The years had burdened the words with irony, but they still held real wonder; tracing the theme, Debord put a comic-strip panel on the screen. “T
HE KNIGHTS OF PRINCE VALIANT IN SEARCH OF ADVENTURES
,” read the title: “
HE ADVANCES NEAR THE MYSTERIOUS GLEAM WHICH LIGHTS UP THE PLACE WHERE NOTHING HUMAN HAS EVER BEEN FOUND
.” Then Chtcheglov reappeared, and Debord spoke for himself: “It is said that merely by subjecting life and the city to his gaze, he changed them. In one year, he discovered the subjects of vengeance for a century.” That discovery was the LI’s drama, Debord was saying, and those subjects of vengeance its legacy.

It is this expressive contradiction—between nihilist acts so puerile as to cut themselves off from any philosophical justification, and a voice so classically sentimental it could ennoble the most puerile act; between a found ancestry carrying seeds of totalitarianism and mass murder, and a will to a negation containing “no promise other than that of an autonomy without rules and without restraint” (Debord,
In girum
)—that defined the Lettrist International. In a conversation that moves from the Cabaret Voltaire to the Sex Pistols, the LI is a culmination of the first side of the story and a source of the second. More vitally, the LI frames the possibility that each actor might speak the language of every other.
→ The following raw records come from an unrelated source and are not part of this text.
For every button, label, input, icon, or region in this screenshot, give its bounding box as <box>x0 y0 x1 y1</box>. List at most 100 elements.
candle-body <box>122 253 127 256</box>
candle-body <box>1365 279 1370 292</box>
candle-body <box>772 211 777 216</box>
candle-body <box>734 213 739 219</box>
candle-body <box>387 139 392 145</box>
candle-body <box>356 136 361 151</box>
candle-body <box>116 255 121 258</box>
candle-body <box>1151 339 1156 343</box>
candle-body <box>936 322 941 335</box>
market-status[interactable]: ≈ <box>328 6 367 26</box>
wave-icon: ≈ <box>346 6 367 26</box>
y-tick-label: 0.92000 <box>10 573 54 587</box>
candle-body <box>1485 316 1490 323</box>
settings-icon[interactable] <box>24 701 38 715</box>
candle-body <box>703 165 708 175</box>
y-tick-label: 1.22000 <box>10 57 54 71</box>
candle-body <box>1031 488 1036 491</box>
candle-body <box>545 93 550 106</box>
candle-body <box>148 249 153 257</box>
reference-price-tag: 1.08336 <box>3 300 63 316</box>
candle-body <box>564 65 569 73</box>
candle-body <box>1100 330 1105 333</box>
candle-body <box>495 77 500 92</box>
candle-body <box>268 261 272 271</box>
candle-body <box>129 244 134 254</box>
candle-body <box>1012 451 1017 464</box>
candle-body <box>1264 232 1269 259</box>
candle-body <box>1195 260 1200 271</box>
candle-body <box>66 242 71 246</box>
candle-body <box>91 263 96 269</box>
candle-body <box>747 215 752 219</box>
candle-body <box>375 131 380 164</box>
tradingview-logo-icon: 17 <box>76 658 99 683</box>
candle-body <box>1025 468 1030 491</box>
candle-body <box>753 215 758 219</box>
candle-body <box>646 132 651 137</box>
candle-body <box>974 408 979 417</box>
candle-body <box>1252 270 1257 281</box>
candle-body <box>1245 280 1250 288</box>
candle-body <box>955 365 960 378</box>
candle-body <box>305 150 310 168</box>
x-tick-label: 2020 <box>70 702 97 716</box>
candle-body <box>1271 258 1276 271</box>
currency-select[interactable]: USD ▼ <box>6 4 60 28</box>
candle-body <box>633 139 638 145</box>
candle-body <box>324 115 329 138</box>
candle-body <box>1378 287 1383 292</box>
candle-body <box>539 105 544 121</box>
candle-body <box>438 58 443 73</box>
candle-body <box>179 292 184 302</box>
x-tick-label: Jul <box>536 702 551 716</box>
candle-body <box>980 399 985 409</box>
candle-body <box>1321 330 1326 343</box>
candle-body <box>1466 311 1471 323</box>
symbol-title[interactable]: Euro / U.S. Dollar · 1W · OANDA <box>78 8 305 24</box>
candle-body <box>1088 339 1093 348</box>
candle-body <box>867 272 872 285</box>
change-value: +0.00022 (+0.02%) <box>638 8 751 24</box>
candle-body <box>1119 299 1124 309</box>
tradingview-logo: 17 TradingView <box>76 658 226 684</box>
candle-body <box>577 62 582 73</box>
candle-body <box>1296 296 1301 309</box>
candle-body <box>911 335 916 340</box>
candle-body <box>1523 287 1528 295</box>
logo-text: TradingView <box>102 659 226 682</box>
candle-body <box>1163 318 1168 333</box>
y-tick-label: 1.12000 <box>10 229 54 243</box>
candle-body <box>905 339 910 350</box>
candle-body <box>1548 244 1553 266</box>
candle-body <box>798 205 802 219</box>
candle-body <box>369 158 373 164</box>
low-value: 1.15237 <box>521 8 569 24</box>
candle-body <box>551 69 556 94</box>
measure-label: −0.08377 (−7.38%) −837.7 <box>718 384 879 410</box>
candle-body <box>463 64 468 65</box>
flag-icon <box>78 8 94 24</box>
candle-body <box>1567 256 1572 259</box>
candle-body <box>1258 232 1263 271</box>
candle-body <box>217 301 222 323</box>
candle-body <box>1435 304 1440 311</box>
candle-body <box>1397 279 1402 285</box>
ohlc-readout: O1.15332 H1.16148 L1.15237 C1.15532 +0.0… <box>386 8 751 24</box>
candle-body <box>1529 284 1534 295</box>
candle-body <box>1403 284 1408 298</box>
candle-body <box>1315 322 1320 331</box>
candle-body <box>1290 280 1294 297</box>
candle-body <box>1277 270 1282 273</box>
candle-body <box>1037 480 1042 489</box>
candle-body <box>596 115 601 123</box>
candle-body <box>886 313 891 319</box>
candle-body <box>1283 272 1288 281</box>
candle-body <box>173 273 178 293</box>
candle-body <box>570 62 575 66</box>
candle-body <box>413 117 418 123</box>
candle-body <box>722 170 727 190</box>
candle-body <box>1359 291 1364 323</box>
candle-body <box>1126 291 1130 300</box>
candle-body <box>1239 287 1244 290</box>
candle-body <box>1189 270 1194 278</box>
In this story, the LI is ground-zero, a vessel both empty and full. The LI
had a seal, which represented history—and which, before it was lost in a drunken moment, the group meant to apply to what philosophy it might derive from joy rides and nights spent in underground tombs. At the same time, the LI damned all those who believed in “leaving traces,” and it left few enough: in five years, less than three dozen skimpy newsletters, a clutch of fugitive essays, various renderings of détournement, some telephone-pole stickers, a slogan scratched on a wall. One can add a small pile of memoirs: Debord’s sandpaper-covered collage book, his films
On the Passage of a Few People Through a Rather Brief Moment in Time
(1959) and
In girum,
and Michèle Bernstein’s novels,
Tous les chevaux du roi
(All the King’s Horses, 1960) and
La Nuit
(1961)—queer memoirs, because while each cast back to the LI for subject or setting, none ever mentioned it.